NMOSD mAb Meta-analysis
(2026)Objective
To compare monoclonal antibody efficacy between AQP4-IgG seropositive and seronegative NMOSD patients through systematic review and meta-analysis.
Study Summary
• RCT-only subgroup showed 59% relative risk reduction favoring seropositive (RR 0.41; 95% CI 0.25-0.69; p=0.0008)
• No significant differences in continuous ARR (SMD 0.23; p=0.61), disability progression (SMD 1.07; p=0.32), or infectious adverse events (RR 1.13; p=0.61)
• Comparable safety profiles support continued mAb use in seronegative patients
Intervention
Monoclonal antibodies (rituximab, eculizumab, satralizumab, inebilizumab, tocilizumab, or ravulizumab) compared by AQP4-IgG serostatus
Inclusion Criteria
Adult NMOSD patients meeting 2006 Wingerchuk or 2015 IPND criteria, both AQP4-IgG seropositive and seronegative, treated with monoclonal antibodies
Study Design
Arms: AQP4-IgG Seropositive (n=1010) vs AQP4-IgG Seronegative (n=274)
Patients per Arm: Seropositive n=1010; Seronegative n=274
Outcome
• RCT subgroup: RR 0.41 (95% CI 0.25-0.69; p=0.0008), 59% RRR
• ARR (continuous): no difference (SMD 0.23; p=0.61; I²=94%)
• EDSS disability: no difference (SMD 1.07; p=0.32; I²=96%)
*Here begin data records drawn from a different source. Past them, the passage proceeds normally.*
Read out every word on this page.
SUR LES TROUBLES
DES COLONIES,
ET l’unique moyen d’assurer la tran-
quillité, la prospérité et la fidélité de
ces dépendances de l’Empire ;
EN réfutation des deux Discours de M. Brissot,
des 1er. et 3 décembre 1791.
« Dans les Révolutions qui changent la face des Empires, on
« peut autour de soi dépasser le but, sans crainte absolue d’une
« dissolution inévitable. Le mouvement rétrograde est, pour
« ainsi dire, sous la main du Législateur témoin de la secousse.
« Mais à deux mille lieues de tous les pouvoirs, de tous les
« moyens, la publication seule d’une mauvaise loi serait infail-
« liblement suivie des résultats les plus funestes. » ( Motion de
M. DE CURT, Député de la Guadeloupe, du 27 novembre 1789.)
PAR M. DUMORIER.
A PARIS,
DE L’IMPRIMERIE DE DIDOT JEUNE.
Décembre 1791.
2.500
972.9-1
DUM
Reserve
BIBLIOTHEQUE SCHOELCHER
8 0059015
• Infectious AEs: no difference (RR 1.13; 95% CI 0.70-1.84; p=0.61)
Bottom Line
Monoclonal antibodies are significantly more effective at preventing relapses in AQP4-IgG seropositive than seronegative NMOSD patients (34% lower relapse risk overall; 59% RRR in RCT subgroup). Safety profiles are comparable, supporting continued use in seronegative patients, but serostatus should inform treatment selection and expectations.
Major Points
- Seropositive NMOSD patients had 34% lower relapse risk than seronegative patients on monoclonal antibodies (RR 0.66; 95% CI 0.49-0.89; p=0.007; I²=0%; 9 studies)
- RCT-only subgroup analysis demonstrated 59% relative risk reduction favoring seropositive (RR 0.41; 95% CI 0.25-0.69; p=0.0008; I²=0%; 4 RCTs)
- No significant difference in continuous ARR (SMD 0.23; 95% CI -0.66 to 1.13; p=0.61; I²=94%)
- No significant difference in disability progression by EDSS (SMD 1.07; 95% CI -1.04 to 3.17; p=0.32; I²=96%)
- Infectious adverse event rates comparable between groups (RR 1.13; 95% CI 0.70-1.84; p=0.61; I²=0%)
- GRADE certainty: high for relapse events (RCTs only), moderate for relapse events (all studies), very low for continuous ARR and EDSS, low for infectious AEs
- Serostatus should inform treatment selection and patient counseling regarding expected efficacy
Study Design
- Study Type
- Systematic review and meta-analysis
- Randomization
- No
- Blinding
- Not applicable (meta-analysis)
- Sample Size
- 1284
- Follow-up
- Varied across included studies: 12 months to median >8 years
- Countries
- Germany, Austria, Australia, India, Iran, Sweden, Egypt, Argentina, Turkey, China, Multinational
Primary Outcome
Definition: Relapse risk (dichotomous event) on monoclonal antibody therapy, comparing AQP4-IgG seropositive vs seronegative NMOSD patients
| Control | Intervention | HR/OR | P-value |
|---|---|---|---|
| Seronegative: higher relapse risk (reference) | Seropositive: 34% lower relapse risk | - (0.49-0.89) | 0.007 |
Limitations & Criticisms
- Substantial heterogeneity for continuous ARR (I²=94%) and EDSS (I²=96%) limits interpretation
- Seronegative subgroup considerably smaller (n=274 vs 1010 seropositive), limiting power
- Seronegative population is heterogeneous - may include undetected AQP4-IgG, MOGAD, and true double-seronegative patients
- Only 2 studies contributed to safety analysis
- Funnel plot asymmetry for ARR suggesting potential publication bias
- Observational studies of variable quality included alongside RCTs
- Different monoclonal antibodies pooled together despite different mechanisms
Citation
Zammar K, et al. Monoclonal antibody efficacy in seropositive vs seronegative NMOSD: systematic review and meta-analysis. J Neuroimmunol. 2026;417:578945.